Jane Eyre enters the Gateshead household once again, after vowing years ago as a child never to again associate with it or its inhabitants. She comes at Bessie's request, since Mrs. Reed asks only for Jane on her deathbed. She is present moments before her aunt's death and witnesses her in a brief spell of lucidity. In their exchange, Mrs. Reed, who admits that she treated Jane badly as a child, confesses she intentionally withheld correspondence from Jane's paternal uncle out of spite. However, Jane is unfazed and takes the moral high ground by apologizing for past grievances as well as offering her own forgiveness:
"Dear Mrs. Reed," said I, as I offered her the draught she required, "think no more of all this, let it pass away from your mind. Forgive me for my passionate language: I was a child then; eight, nine years have passed since that day."

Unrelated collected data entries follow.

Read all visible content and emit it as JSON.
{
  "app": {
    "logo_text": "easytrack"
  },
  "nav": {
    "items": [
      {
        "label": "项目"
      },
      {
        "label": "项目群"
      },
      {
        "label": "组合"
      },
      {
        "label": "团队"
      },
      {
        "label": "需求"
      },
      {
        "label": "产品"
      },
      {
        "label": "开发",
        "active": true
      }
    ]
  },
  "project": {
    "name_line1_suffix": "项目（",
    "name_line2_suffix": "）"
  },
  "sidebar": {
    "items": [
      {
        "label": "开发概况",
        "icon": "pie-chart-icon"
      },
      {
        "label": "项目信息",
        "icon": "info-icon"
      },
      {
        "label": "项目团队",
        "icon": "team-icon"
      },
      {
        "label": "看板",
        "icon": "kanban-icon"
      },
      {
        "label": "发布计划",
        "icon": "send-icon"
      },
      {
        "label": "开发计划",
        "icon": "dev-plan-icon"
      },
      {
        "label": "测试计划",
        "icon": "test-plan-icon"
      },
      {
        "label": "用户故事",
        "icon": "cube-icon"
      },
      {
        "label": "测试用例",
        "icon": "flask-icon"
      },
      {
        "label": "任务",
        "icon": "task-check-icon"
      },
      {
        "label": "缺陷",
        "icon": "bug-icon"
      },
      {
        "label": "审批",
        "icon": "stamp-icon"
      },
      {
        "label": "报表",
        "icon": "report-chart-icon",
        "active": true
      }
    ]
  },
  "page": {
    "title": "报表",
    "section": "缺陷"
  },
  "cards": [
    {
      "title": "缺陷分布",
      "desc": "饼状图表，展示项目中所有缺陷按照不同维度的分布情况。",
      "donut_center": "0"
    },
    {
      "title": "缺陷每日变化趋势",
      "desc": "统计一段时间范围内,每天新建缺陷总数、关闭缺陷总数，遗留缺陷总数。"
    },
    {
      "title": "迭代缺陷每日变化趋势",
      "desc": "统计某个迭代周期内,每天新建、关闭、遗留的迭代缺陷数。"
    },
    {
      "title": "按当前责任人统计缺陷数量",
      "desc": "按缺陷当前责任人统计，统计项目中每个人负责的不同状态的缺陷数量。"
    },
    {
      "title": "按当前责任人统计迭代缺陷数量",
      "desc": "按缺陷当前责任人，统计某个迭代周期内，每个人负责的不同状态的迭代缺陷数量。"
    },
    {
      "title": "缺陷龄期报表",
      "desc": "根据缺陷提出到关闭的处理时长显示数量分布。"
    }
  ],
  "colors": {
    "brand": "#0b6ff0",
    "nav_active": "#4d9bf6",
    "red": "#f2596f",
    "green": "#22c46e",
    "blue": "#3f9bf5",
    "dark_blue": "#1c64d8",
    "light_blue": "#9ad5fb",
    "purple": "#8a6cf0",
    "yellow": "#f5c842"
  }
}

I approached my cheek to her lips: she would not touch it. She said I oppressed her by leaning over the bed, and again demanded water. As I laid her down--for I raised her and supported her on my arm while she drank--I covered her ice-cold and clammy hand with mine: the feeble fingers shrank from my touch--the glazing eyes shunned my gaze.
"Love me, then, or hate me, as you will," I said at last, "you have my full and free forgiveness: ask now for God's, and be at peace."
Poor, suffering woman! it was too late for her to make now the effort to change her habitual frame of mind: living, she had ever hated me--dying, she must hate me still. [Jane Eyre, Chapter 21]
Mrs. Reed does not forgive her before her death a few hours later. As Jane looks upon the corpse, she feels sadness not for her own loss of a close relative, but for her aunt's woes that resided in a hardened self, unable to obtain peace even at the end. It strikes her as a frightening way to die.
Questions
1. How is this death different from the experience Jane had of Helen Burn's death? How does Brontë use these two intimate experiences of death to make Jane appeal to her readers?
2. Is this mature representation of Jane's behavior at her aunt's bed believable?
3. Why does Brontë include a petty quarrel between the two Reed sisters shortly before this scene?
4. What is Brontë trying to achieve by portraying Jane as having grown into a neutral character in between the religious extremes of Mr. Brocklehurst and Helen Burns?